Yesterday I put the Christmas decorations away.
I’ve always enjoyed the process of unpacking each item- like opening a gift- and then at the end of the season packing them up again- like tucking them into bed. Most of our decorations and ornaments are unique mementos from loved ones and vacations, marking a special time in our lives. And as the mom in the family, I know where each trinket came from and the significance of each ornament.
I never used to give that much thought.
But in 2011, when I first found out I was sick with cancer, one of my early thoughts (and fears) was if I died, no one would know the history of our Christmas decorations. That may sound silly, but our family’s story is wrapped up in our holiday treasures. I needed to know that my kids would know our story, and be able to pass it on someday.
So I’ve begun to label some of the items and, more importantly, share with my family the stories behind each ornament and each decoration. And as I share the history with my kids, the memories come alive.
We remember and warmly talk about Uncle Tom (Todd’s oldest brother) when we set out all the old world Santas that he collected before he passed away. We carefully handle the hand-painted glass ornament Todd and I bought on our trip to Austria in 1994 and the ruby red slipper ornament Papa gave Katie the year she was Dorothy for Halloween. We lovingly put out the Hummel nativity that my mom gave us- piece by piece over the course of many years, and smile at the broken head of one of the kings (oops!). Seeing my grandmother’s antique plastic reindeer sitting on my kitchen window sill brings her memory close to me. And we see how our family has grown over the years in the kids’ handmade ornaments that hang on our tree.

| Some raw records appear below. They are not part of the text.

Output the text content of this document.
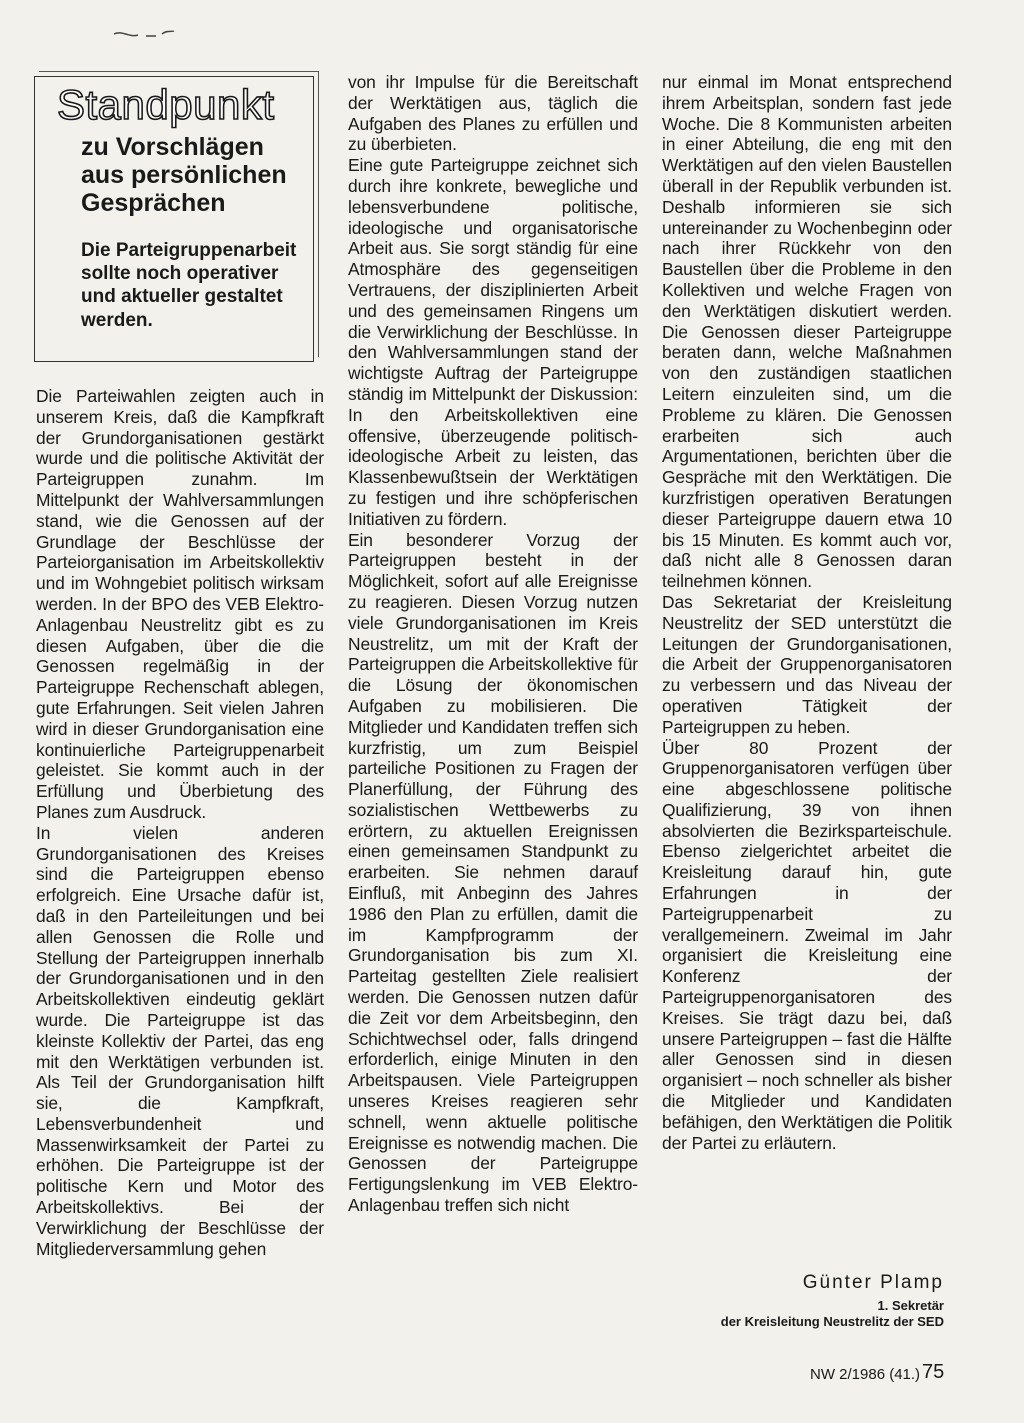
Standpunkt
zu Vorschlägen
aus persönlichen
Gesprächen
Die Parteigruppenarbeit
sollte noch operativer
und aktueller gestaltet
werden.

Die Parteiwahlen zeigten auch in unserem Kreis, daß die Kampfkraft der Grundorganisationen gestärkt wurde und die politische Aktivität der Parteigruppen zunahm. Im Mittelpunkt der Wahlversammlungen stand, wie die Genossen auf der Grundlage der Beschlüsse der Parteiorganisation im Arbeitskollektiv und im Wohngebiet politisch wirksam werden. In der BPO des VEB Elektro-Anlagenbau Neustrelitz gibt es zu diesen Aufgaben, über die die Genossen regelmäßig in der Parteigruppe Rechenschaft ablegen, gute Erfahrungen. Seit vielen Jahren wird in dieser Grundorganisation eine kontinuierliche Parteigruppenarbeit geleistet. Sie kommt auch in der Erfüllung und Überbietung des Planes zum Ausdruck.

In vielen anderen Grundorganisationen des Kreises sind die Parteigruppen ebenso erfolgreich. Eine Ursache dafür ist, daß in den Parteileitungen und bei allen Genossen die Rolle und Stellung der Parteigruppen innerhalb der Grundorganisationen und in den Arbeitskollektiven eindeutig geklärt wurde. Die Parteigruppe ist das kleinste Kollektiv der Partei, das eng mit den Werktätigen verbunden ist. Als Teil der Grundorganisation hilft sie, die Kampfkraft, Lebensverbundenheit und Massenwirksamkeit der Partei zu erhöhen. Die Parteigruppe ist der politische Kern und Motor des Arbeitskollektivs. Bei der Verwirklichung der Beschlüsse der Mitgliederversammlung gehen

von ihr Impulse für die Bereitschaft der Werktätigen aus, täglich die Aufgaben des Planes zu erfüllen und zu überbieten.

Eine gute Parteigruppe zeichnet sich durch ihre konkrete, bewegliche und lebensverbundene politische, ideologische und organisatorische Arbeit aus. Sie sorgt ständig für eine Atmosphäre des gegenseitigen Vertrauens, der disziplinierten Arbeit und des gemeinsamen Ringens um die Verwirklichung der Beschlüsse. In den Wahlversammlungen stand der wichtigste Auftrag der Parteigruppe ständig im Mittelpunkt der Diskussion: In den Arbeitskollektiven eine offensive, überzeugende politisch-ideologische Arbeit zu leisten, das Klassenbewußtsein der Werktätigen zu festigen und ihre schöpferischen Initiativen zu fördern.

Ein besonderer Vorzug der Parteigruppen besteht in der Möglichkeit, sofort auf alle Ereignisse zu reagieren. Diesen Vorzug nutzen viele Grundorganisationen im Kreis Neustrelitz, um mit der Kraft der Parteigruppen die Arbeitskollektive für die Lösung der ökonomischen Aufgaben zu mobilisieren. Die Mitglieder und Kandidaten treffen sich kurzfristig, um zum Beispiel parteiliche Positionen zu Fragen der Planerfüllung, der Führung des sozialistischen Wettbewerbs zu erörtern, zu aktuellen Ereignissen einen gemeinsamen Standpunkt zu erarbeiten. Sie nehmen darauf Einfluß, mit Anbeginn des Jahres 1986 den Plan zu erfüllen, damit die im Kampfprogramm der Grundorganisation bis zum XI. Parteitag gestellten Ziele realisiert werden. Die Genossen nutzen dafür die Zeit vor dem Arbeitsbeginn, den Schichtwechsel oder, falls dringend erforderlich, einige Minuten in den Arbeitspausen. Viele Parteigruppen unseres Kreises reagieren sehr schnell, wenn aktuelle politische Ereignisse es notwendig machen. Die Genossen der Parteigruppe Fertigungslenkung im VEB Elektro-Anlagenbau treffen sich nicht

nur einmal im Monat entsprechend ihrem Arbeitsplan, sondern fast jede Woche. Die 8 Kommunisten arbeiten in einer Abteilung, die eng mit den Werktätigen auf den vielen Baustellen überall in der Republik verbunden ist. Deshalb informieren sie sich untereinander zu Wochenbeginn oder nach ihrer Rückkehr von den Baustellen über die Probleme in den Kollektiven und welche Fragen von den Werktätigen diskutiert werden. Die Genossen dieser Parteigruppe beraten dann, welche Maßnahmen von den zuständigen staatlichen Leitern einzuleiten sind, um die Probleme zu klären. Die Genossen erarbeiten sich auch Argumentationen, berichten über die Gespräche mit den Werktätigen. Die kurzfristigen operativen Beratungen dieser Parteigruppe dauern etwa 10 bis 15 Minuten. Es kommt auch vor, daß nicht alle 8 Genossen daran teilnehmen können.

Das Sekretariat der Kreisleitung Neustrelitz der SED unterstützt die Leitungen der Grundorganisationen, die Arbeit der Gruppenorganisatoren zu verbessern und das Niveau der operativen Tätigkeit der Parteigruppen zu heben.

Über 80 Prozent der Gruppenorganisatoren verfügen über eine abgeschlossene politische Qualifizierung, 39 von ihnen absolvierten die Bezirksparteischule. Ebenso zielgerichtet arbeitet die Kreisleitung darauf hin, gute Erfahrungen in der Parteigruppenarbeit zu verallgemeinern. Zweimal im Jahr organisiert die Kreisleitung eine Konferenz der Parteigruppenorganisatoren des Kreises. Sie trägt dazu bei, daß unsere Parteigruppen – fast die Hälfte aller Genossen sind in diesen organisiert – noch schneller als bisher die Mitglieder und Kandidaten befähigen, den Werktätigen die Politik der Partei zu erläutern.

Günter Plamp
1. Sekretär
der Kreisleitung Neustrelitz der SED
NW 2/1986 (41.) 75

Having had cancer (more than once), I don’t take time for granted. It’s precious and it’s fleeting and it can be unpredictable. And as I put each decoration back in its box yesterday, I wondered what my life will be like a year from now, when I take them out again.
This past year held surprises that I could not have imagined last Christmas: recording an album, singing with an orchestra and a full choir, leading a new service at church, my dad having to endure two back surgeries… And I wonder- with some anticipation and also with some trepidation- what this coming year will bring.
I just don’t know. None of us really do.
But I do know that God is good and he is faithful- he promises to work all things together for my good, and he promises to be with me always.
And I want that to be enough for me.
So I hold out my hand to the One I trust to guide me and lead me through it all. I know that whatever sharp turns life may take this year, I am secure in the love and comfort of my Shepherd, who is all I need.